Horseradish is a favourite condiment. It traditionally accompanies Roast Beef, but it can be an addition to a number of dishes including sandwiches and salad. It is a perennial plant from the Brassica family, which includes mustard, broccoli and cabbage. It is native to south east Europe, but is grown throughout the world.

The Horseradish plant can grow up to 5ft tall, but it is the large white tapering root that is used to make Horseradish Sauce. After the first frost in the autumn kills the leaves, the root is dug and divided. Older roots left in the ground become woody, after which they are no longer useable, although older plants can be dug and re-divided to start new plants. The Horseradish root itself has virtually no aroma, but once cut or grated, it produces an oil which can be an irritant and should be used immediately or mixed with vinegar. If left, the root darkens and becomes bitter and should not be used. It becomes unpleasantly bitter when exposed to air and heat.

Horseradish is white to creamy-beige in colour and refers to the grated root of the Horseradish plant mixed with vinegar. Obviously fresh Horseradish will be much stronger in taste than that bought in a jar. It will keep for months refrigerated, but eventually will start to darken, indicating it is losing its flavour and should be replaced. The leaves of the plant, whilst edible, are not commonly eaten, and are referred to as “Horseradish Greens”. It is used extensively throughout Europe, especially in soups and as an essential condiment for meats such as suckling pig, lamb and fish.

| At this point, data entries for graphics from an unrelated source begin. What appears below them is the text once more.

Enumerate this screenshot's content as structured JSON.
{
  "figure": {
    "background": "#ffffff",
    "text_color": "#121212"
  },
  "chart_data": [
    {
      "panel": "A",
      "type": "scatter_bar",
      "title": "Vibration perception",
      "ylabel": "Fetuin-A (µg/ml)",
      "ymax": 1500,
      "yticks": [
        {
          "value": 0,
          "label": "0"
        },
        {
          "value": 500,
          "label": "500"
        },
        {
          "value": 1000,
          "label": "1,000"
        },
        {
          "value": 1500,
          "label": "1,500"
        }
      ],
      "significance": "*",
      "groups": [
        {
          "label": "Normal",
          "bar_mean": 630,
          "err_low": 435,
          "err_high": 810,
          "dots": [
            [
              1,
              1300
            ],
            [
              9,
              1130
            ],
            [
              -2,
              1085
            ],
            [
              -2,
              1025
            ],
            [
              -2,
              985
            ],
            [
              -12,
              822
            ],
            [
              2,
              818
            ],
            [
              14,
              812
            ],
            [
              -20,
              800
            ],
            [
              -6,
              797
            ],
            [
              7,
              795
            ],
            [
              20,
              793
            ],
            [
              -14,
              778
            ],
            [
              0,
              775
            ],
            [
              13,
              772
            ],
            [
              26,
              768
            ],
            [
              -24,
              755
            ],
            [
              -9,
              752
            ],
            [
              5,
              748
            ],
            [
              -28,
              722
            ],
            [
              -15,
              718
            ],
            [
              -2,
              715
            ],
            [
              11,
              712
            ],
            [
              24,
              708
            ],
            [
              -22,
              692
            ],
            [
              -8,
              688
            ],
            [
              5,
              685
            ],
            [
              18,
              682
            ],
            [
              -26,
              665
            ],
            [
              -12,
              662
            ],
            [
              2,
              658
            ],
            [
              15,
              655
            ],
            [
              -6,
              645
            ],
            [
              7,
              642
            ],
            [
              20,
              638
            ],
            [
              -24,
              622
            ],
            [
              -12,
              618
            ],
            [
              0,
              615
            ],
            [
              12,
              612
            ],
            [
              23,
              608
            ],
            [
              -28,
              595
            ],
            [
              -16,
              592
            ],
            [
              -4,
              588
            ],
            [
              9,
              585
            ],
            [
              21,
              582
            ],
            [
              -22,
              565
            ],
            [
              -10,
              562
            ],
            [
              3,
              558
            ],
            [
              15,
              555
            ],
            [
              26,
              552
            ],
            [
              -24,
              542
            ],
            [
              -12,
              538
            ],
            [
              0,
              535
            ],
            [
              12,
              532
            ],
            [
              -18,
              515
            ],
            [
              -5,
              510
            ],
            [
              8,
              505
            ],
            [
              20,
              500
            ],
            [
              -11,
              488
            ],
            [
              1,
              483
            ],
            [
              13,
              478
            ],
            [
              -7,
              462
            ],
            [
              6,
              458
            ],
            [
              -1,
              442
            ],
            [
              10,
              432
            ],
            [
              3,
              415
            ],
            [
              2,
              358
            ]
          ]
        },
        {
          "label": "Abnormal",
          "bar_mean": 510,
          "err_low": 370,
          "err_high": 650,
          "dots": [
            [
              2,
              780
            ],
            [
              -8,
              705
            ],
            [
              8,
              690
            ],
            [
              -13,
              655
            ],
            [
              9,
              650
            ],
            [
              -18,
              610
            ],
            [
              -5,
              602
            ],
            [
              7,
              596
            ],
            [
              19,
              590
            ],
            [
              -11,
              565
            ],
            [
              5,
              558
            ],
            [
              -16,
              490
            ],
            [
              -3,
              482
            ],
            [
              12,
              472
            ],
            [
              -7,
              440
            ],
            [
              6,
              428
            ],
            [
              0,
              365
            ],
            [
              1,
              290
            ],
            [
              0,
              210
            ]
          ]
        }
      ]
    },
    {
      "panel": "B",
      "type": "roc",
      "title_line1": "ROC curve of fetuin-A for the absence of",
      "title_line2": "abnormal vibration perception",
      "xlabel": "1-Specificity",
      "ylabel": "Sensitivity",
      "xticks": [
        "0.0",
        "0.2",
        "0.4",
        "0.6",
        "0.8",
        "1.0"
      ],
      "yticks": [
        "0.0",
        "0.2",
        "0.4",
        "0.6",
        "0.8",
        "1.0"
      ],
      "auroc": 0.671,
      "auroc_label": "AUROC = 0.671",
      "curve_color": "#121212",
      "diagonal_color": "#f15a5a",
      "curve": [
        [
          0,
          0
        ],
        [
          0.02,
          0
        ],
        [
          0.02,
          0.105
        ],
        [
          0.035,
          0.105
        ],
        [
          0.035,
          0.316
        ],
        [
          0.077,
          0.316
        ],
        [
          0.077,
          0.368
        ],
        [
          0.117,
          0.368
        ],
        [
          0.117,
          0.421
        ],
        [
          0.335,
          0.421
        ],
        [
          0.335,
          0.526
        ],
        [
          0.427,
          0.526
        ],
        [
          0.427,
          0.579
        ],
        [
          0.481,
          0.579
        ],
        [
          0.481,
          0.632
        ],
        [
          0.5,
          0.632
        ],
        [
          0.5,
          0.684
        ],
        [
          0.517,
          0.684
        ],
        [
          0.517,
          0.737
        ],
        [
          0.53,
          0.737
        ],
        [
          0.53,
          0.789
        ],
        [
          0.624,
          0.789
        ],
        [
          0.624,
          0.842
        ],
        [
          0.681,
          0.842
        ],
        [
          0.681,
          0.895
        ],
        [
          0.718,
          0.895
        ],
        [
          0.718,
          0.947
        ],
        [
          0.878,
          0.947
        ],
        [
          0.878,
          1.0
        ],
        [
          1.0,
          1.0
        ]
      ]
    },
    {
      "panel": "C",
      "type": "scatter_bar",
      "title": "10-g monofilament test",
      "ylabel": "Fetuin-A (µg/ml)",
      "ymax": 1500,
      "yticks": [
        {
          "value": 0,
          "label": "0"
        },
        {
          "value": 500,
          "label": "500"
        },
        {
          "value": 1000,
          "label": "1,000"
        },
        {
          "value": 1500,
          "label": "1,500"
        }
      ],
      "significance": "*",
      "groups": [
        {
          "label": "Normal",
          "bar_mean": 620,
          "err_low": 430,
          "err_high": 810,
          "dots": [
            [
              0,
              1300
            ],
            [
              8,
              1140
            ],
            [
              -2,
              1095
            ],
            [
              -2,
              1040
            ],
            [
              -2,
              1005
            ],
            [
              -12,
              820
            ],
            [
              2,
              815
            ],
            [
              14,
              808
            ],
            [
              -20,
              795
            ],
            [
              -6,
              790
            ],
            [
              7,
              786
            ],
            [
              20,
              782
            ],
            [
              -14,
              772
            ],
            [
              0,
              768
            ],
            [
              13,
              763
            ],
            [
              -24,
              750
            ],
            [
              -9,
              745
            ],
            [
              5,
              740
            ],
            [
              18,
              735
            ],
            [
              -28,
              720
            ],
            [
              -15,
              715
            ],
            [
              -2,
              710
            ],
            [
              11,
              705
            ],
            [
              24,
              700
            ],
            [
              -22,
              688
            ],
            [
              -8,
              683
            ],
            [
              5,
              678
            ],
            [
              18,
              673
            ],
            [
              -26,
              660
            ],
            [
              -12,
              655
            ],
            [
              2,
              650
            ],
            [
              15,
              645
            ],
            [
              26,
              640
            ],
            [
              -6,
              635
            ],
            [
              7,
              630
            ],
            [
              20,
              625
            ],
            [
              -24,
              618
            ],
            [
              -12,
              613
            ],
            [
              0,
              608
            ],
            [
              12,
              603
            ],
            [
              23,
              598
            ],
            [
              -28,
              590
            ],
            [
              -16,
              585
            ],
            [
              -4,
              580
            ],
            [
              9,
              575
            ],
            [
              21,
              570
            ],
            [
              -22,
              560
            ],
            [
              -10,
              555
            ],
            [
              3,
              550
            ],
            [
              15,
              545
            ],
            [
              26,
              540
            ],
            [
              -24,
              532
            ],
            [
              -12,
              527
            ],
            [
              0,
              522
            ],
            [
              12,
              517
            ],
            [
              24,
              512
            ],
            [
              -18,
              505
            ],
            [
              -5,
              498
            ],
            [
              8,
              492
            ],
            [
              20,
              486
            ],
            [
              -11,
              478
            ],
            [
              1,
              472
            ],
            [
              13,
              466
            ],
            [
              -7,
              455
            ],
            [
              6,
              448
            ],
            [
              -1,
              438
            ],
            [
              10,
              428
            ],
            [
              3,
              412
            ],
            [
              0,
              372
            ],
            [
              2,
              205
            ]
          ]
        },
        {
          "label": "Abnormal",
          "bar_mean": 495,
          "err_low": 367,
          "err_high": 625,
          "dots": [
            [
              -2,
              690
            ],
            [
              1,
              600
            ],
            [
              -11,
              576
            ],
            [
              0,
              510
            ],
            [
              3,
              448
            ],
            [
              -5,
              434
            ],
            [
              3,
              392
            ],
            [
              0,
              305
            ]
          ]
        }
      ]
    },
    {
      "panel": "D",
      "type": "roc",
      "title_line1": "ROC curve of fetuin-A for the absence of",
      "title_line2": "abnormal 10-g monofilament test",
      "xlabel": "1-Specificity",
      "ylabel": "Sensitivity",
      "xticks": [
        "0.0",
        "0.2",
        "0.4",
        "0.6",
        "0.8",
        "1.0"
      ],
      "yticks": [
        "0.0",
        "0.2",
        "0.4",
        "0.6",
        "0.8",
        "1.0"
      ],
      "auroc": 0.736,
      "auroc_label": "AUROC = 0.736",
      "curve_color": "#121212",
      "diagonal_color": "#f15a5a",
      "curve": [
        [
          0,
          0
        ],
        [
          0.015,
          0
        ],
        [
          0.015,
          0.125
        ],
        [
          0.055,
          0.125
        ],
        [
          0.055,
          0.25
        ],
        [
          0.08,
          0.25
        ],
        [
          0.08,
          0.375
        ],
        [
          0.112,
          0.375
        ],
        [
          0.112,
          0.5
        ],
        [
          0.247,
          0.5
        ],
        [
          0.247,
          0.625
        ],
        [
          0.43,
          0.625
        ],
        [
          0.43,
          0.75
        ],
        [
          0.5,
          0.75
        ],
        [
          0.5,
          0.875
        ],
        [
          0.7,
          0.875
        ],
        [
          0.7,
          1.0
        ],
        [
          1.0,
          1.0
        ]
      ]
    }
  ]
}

Horseradish has been cultivated for centuries and according to Greek mythology, Horseradish was worth its weight in gold. The root and leaves of the Horseradish were used as medicine during the Middle Ages. According to John Gerard, who wrote about herbs and the history of plants in the 16th Century “The Horse Radish stamped with a little vinegar put thereto, is commonly used among the Germans for sauce to eat fish with and such like meats as we do mustard.”

Horseradish contains various chemicals such as potassium and calcium and two glucosilonates which are responsible for its pungent taste. The mustard oil that is produced when the root is grated has antibacterial properties and the plant is rich in Vitamin C. The enzyme, Horseradish Peroxidase, which is found in the plant, is used extensively in research, especially during biopsies to determine cancer.

The Horseradish root is known to have diuretic properties and can be used for minor health problems such as urinary tract and bronchial infections as it has been found to kill some bacterial strains.